On ne replâtrera pas le système médical qui s'effondre. Il faut reconstruire.

Faut-il raser avant de reconstruire ?

Ce serait bien du temps perdu. Non : il faut créer en marge. Il existe des espaces de liberté. Et s'ils ne sont pas assez larges, il faudra se battre pour les dégager.

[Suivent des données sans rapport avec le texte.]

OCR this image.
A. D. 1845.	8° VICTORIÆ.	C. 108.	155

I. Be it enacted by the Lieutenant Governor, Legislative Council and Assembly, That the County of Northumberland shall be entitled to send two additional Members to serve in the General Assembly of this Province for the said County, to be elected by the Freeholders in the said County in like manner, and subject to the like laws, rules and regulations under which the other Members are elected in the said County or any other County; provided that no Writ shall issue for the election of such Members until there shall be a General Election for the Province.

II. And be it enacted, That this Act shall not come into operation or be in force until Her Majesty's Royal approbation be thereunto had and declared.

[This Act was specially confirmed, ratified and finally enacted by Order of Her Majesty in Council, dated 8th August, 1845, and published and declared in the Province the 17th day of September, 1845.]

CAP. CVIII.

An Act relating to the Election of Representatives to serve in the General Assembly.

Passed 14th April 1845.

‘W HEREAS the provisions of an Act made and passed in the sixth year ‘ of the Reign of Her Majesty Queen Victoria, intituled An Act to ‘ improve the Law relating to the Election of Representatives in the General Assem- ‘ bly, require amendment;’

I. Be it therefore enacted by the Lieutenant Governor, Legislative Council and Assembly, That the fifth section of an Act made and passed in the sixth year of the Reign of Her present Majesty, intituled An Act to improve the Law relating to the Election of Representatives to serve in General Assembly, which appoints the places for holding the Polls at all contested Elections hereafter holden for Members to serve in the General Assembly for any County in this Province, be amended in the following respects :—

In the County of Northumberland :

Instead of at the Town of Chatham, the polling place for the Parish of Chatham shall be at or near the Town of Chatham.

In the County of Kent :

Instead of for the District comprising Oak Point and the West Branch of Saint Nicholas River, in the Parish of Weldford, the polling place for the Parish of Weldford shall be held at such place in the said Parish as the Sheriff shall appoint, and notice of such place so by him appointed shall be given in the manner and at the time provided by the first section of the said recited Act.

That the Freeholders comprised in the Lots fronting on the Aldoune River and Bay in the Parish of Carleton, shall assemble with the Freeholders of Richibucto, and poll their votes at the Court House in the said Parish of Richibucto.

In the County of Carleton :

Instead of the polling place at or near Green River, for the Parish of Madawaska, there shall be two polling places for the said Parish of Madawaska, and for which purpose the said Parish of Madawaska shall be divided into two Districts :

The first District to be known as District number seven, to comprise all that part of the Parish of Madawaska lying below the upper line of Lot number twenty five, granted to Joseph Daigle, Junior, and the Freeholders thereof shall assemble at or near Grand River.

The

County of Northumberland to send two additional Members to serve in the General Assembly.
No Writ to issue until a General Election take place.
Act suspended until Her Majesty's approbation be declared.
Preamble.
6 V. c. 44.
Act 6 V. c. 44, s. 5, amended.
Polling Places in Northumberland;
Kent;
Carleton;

Il faut créer. A partir des forums qui se multiplient, il faut créer des lieux d'apprentissage où l'on travaille, réellement. Rebâtir des écoles, des lieux d'expérimentation praticienne : c'est l'avenir. Mais surtout, pas d'ambiance révolutionnaire. Pas de têtes à couper. Pas de compte à régler.

Du neuf dans les espaces libres ou libérés. Avec pour le monde orgueilleux, vaniteux, autosatisfait qui se lézarde de partout, pas même du mépris : seulement une indifférence totale.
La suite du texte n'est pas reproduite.